Nino races to freeze sperm before cancer treatment, in Pauline Loquès' Paris weekend debut
A throat-cancer diagnosis forces a young man to act immediately, and the film makes time feel brutal.

In Pauline Loquès' feature directing debut, The Guardian describes Nino's fraught Paris weekend after he learns he has throat cancer on the eve of his 30th birthday. The immediate need for a sperm sample before chemo and radiotherapy on Monday turns urgent medical timelines into an intimate, film-forward reckoning.
On the eve of his 30th birthday, Nino is told he has throat cancer. The revelation hits like a system alarm, because he needs to act before treatment even starts: to preserve his chances of conceiving children, he must provide a sperm sample for freezing right away, this weekend, before he begins chemo and radiotherapy on Monday.
That sprint against the clock is the engine behind Pauline Loquès' heartfelt feature debut, a meanderingly real-time-style portrait set across a fraught weekend in Paris. Théodore Pellerin plays Nino, a young man still burdened by the death of his dad, whose slight pains while swallowing send him to the doctor. Instead of an ordinary checkup, he is told the cancer is due to sexually transmitted HPV, or human papillomavirus, which he might have contracted years before.
The film’s premise is emotionally straightforward, but it is structurally sharp: it compresses big medical decisions into weekend hours and turns the logistics of fertility preservation into lived experience. The Guardian notes Nino’s shock and confusion in the moment, including his baffled insistence that he might have received someone else’s test results. That reaction matters because it exposes how quickly people are forced from “I’m a person with time” into “I am a medical schedule.” For executives, boards, or investors who think in timelines and sequencing, the story is a reminder that real-world outcomes often hinge on steps that happen before the broader plan even begins.
Loquès stages the weekend in a style that the review compares to Agnès Varda’s New Wave classic Cléo from 5 to 7, which also unfolds over a tight window. Here, the timing is not just aesthetic. Nino is told to freeze sperm immediately to protect future fertility prospects, and Monday marks the start of chemo and radiotherapy. The consequence is immediate, practical, and deeply personal: the film treats time as something that can run out, rather than something you can manage with better planning.
There is also a second layer to the HPV angle. HPV-related cancers are tied to a sexually transmitted pathway, and the review makes clear that Nino’s infection could have happened years earlier. That detail matters because it reframes blame and control. It suggests the diagnosis is not simply “what you do now,” but “what your body has been carrying.” In corporate terms, it is the same lesson: risk accumulation can be quiet, then suddenly becomes decision-critical. When a system finally reveals what it has been building, the choices are time-sensitive and often irreversible in the short term.
The Guardian describes the movie as “heartfelt and affecting,” but “a little flimsy.” That’s not a technical critique of the premise so much as a comment on execution, including how the film meanders in its real-time approach. Still, even if the narrative structure is uneven, the core interaction between diagnosis, fertility preservation, and treatment scheduling lands with force. Nino’s weekend becomes a kind of human stress test: shock, uncertainty, and the procedural demand to act now.
For decision-makers in adjacent worlds, the stakes extend beyond film emotion. Fertility preservation is a place where healthcare choices intersect with patient readiness, consent processes, and the operational reality of getting samples collected quickly enough to be clinically useful. Even without diving into policy specifics, the review shows how “right away” is not a slogan; it is the difference between preserving future options and losing them. That is the kind of bottleneck that boards should recognize in any system, whether it is healthcare logistics, compliance workflows, or any time-bound service where early steps can determine long-run outcomes.

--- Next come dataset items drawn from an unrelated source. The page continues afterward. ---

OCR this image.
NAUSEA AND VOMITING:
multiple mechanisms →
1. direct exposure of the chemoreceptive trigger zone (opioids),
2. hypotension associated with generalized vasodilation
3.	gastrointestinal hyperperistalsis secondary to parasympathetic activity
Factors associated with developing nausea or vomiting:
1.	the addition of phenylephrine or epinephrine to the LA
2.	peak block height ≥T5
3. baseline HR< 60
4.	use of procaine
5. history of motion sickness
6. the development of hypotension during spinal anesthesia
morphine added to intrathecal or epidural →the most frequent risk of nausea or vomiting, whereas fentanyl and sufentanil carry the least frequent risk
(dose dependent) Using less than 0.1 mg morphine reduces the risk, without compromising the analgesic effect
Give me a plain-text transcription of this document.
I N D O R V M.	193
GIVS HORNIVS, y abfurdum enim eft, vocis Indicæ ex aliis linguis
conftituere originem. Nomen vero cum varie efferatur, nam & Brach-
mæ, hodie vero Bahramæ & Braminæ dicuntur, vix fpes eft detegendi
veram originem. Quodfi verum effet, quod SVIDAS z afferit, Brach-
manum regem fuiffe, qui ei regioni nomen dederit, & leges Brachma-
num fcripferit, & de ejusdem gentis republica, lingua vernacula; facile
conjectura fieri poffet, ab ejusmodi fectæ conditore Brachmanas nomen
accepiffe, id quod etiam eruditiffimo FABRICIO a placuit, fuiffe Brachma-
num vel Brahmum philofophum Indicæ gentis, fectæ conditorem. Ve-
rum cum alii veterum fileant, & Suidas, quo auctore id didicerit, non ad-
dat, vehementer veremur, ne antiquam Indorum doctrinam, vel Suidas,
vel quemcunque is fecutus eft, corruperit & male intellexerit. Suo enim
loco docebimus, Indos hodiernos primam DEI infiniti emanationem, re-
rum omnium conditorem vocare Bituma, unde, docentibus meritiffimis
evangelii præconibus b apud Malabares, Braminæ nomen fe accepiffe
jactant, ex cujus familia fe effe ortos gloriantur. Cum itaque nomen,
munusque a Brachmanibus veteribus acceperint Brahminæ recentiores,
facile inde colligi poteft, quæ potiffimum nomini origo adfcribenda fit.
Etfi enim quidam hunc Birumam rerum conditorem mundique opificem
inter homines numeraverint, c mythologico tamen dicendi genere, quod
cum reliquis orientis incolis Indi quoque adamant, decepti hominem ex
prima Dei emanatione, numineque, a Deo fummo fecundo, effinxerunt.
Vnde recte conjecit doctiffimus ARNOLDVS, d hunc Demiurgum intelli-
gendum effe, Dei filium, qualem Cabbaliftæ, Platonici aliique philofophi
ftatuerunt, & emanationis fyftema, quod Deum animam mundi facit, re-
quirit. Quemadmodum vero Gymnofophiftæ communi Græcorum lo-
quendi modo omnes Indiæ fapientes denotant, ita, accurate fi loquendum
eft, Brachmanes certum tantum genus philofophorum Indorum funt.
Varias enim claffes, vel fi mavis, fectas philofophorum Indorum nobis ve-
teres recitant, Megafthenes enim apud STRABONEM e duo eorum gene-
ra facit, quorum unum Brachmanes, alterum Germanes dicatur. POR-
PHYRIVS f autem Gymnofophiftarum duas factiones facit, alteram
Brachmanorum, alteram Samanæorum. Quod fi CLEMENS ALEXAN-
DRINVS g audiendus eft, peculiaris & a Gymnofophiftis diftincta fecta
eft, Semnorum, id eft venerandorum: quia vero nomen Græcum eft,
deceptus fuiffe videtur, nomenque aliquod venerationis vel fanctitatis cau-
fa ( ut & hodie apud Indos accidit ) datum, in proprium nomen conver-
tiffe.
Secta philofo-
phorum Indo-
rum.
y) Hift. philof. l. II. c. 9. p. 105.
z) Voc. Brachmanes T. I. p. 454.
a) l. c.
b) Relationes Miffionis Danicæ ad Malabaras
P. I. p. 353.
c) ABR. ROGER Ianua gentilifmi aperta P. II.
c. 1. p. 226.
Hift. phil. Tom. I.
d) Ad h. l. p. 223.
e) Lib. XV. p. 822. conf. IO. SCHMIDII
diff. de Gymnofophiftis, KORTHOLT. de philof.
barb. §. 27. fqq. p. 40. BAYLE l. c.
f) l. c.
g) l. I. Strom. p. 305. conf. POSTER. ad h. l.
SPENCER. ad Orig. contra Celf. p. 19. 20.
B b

By the end of this weekend in Paris, what sticks is not only Nino’s diagnosis, but the way the film makes the time between Friday and Monday feel like a moral countdown. He is not just facing cancer; he is also navigating the pressure of decisions made under shock, with a single weekend window to protect future possibilities. If you work anywhere decisions get compressed by urgency, Loquès’ debut offers a blunt human illustration: when treatment begins, the runway for certain choices disappears fast. And when that runway is gone, all the planning in the world cannot bring it back.